V. ARBITRATION AWARDS EXCEPTION, 28 U.S.C. § 1605(a)(6)
Under the sixth exception, a foreign state will not be immune
from suit if the case is one in which a private party seeks to
"enforce an agreement made by the foreign state with or for the
benefit of a private party to submit to arbitration all or any
differences which have arisen or which may arise between the
parties with respect to a defined legal relationship. . . ."
28 U.S.C. § 1605(a)(6). Since plaintiff's complaint and filings do
not allege violations pertaining to the enforceability of an
arbitration agreement, this exception is inapplicable here. VI. "TERRORISM EXCEPTION," 28 U.S.C. § 1605(a)(7)
The last exception, which is commonly referred to as the
"terrorism exception," was enacted in 1996 as part of the
Antiterrorism and Effective Death Penalty Act ("AEDPA").

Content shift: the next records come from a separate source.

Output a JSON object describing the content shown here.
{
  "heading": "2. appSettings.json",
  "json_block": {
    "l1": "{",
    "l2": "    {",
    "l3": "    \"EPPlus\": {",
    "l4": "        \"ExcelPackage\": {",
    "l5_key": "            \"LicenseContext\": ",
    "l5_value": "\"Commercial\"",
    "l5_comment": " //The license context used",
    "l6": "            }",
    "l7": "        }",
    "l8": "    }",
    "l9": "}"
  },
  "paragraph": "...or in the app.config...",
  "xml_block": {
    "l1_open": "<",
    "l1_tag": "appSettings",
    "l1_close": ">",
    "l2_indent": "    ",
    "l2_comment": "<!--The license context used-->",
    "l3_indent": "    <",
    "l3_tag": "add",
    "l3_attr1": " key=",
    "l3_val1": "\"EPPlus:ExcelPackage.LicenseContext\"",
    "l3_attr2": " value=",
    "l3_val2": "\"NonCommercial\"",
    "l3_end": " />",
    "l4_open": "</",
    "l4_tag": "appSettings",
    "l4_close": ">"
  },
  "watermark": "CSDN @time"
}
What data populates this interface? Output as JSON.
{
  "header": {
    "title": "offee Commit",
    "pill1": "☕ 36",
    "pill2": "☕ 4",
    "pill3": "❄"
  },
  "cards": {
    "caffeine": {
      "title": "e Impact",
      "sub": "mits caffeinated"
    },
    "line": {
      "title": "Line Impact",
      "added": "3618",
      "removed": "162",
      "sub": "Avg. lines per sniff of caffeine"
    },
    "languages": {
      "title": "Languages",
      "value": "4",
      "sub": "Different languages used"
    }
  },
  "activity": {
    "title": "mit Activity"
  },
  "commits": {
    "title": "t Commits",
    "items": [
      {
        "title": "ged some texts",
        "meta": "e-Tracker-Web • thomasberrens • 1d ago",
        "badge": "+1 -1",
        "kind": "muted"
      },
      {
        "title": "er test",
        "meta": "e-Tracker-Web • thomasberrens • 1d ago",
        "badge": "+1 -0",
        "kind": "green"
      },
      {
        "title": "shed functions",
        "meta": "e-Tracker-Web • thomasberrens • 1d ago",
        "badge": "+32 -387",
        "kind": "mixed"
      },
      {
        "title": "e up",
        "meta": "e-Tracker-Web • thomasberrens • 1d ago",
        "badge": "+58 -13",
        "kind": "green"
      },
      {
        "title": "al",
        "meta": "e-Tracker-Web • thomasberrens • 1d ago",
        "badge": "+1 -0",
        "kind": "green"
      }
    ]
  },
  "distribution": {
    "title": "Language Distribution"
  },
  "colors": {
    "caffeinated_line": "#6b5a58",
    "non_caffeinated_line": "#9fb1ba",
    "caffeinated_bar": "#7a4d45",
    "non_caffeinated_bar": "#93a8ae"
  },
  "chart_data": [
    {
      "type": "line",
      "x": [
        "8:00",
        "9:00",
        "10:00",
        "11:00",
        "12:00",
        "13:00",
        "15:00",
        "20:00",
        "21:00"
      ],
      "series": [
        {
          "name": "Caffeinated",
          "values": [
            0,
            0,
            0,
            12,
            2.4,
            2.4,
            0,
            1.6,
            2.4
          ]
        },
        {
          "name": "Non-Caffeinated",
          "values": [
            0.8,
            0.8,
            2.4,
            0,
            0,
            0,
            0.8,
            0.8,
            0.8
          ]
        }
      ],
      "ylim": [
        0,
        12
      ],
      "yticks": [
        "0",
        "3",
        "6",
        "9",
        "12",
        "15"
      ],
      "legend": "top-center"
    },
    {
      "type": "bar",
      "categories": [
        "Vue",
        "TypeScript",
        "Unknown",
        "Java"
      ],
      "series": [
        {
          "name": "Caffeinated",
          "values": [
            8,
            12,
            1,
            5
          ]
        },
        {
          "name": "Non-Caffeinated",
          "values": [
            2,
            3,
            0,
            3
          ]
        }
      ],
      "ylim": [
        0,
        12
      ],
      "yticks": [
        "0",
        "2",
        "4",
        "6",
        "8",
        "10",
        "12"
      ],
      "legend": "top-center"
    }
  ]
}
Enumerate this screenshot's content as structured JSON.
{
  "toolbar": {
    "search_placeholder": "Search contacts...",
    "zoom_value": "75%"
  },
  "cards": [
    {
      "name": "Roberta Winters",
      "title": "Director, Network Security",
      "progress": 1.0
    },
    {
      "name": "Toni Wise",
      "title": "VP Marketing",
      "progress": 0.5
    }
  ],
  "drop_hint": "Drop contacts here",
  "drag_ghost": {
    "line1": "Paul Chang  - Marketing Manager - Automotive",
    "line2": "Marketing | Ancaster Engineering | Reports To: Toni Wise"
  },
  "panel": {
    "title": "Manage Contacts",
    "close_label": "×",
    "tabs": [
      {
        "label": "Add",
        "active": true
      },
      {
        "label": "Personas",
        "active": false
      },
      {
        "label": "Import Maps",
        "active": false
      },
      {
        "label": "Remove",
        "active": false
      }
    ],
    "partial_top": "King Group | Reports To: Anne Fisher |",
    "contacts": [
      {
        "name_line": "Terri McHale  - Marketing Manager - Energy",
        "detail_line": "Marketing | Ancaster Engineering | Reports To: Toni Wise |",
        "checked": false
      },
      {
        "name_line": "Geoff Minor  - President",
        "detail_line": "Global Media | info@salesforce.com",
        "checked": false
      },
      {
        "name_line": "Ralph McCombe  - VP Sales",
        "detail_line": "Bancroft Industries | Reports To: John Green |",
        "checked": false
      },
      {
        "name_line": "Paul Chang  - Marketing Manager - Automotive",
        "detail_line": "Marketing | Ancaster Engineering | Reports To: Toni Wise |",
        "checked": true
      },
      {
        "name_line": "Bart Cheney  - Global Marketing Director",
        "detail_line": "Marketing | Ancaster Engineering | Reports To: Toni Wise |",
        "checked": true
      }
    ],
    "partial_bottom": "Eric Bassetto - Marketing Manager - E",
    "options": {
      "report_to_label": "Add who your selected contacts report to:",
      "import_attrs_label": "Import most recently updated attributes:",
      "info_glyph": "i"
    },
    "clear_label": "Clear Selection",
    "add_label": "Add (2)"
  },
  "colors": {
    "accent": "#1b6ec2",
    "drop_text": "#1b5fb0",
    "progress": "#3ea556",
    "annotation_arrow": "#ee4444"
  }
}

Cicippio-Puleo v. Islamic Republic of Iran, 353 F.3d 1024, 1028
(D.C. Cir. 2004). Under this exception, a foreign state will be
subject to the court's jurisdiction if the suit is one
in which money damages are sought against a foreign
state for personal injury or death that was caused by
an act of torture, extrajudicial killing, aircraft
sabotage, hostage taking, or the provision of
material support or resources . . . for such an act
if such act or provision of material support is
engaged in by an official, employee, or agent of such
foreign state while acting within the scope of his or
her office, employment, or agency. . . .
28 U.S.C. § 1605(a)(7). A court will not exercise jurisdiction
over the suit, however, "if the foreign state was not designated
as a state sponsor of terrorism under section 6(j) of the Export
Administration Act of 1979 (50 U.S.C. App. 2405(j)) or section
620A of the Foreign Assistance Act of 1961 (22 U.S.C. 2371) at
the time the act occurred. . . ." 28 U.S.C. § 1605(a)(7)(A);
Acree v. Republic of Iraq, 370 F.3d 41
, 44 (D.C. Cir. 2004).
The terrorism exception is not applicable here because
Venezuela has not been designated as a state sponsor of
terrorism. See § 1605(a)(7)(A); Acree, 370 F.3d at 44;
Exports of Agricultural Products, Medicines, and Medical Devices
to Cuba, Sudan, Libya, and Iran, 66 Fed. Reg. 36,683, 36,684
(July 21, 2001) (noting that the governments of Cuba, Sudan, Libya, and
Iran have been designated as supporting international terrorism
pursuant to section 6(j) of the Export Administration Act of
1979.); Defense Federal Acquisition Regulation Supplement,
67 Fed. Reg. 62,590, 62,608 (Oct. 7, 2002) (noting that the
countries listed under the Export Administration Act of 1979 as
of October 7, 2002 include: Cuba, Iran, Iraq, Libya, North Korea,
Sudan, and Syria).
Plaintiff has failed to show that any of the exceptions to the
general rule of foreign sovereign immunity under the FSIA apply
in this case. Therefore, this court lacks subject matter
jurisdiction over plaintiff's action and the complaint will be
dismissed. A separate order accompanies this memorandum opinion.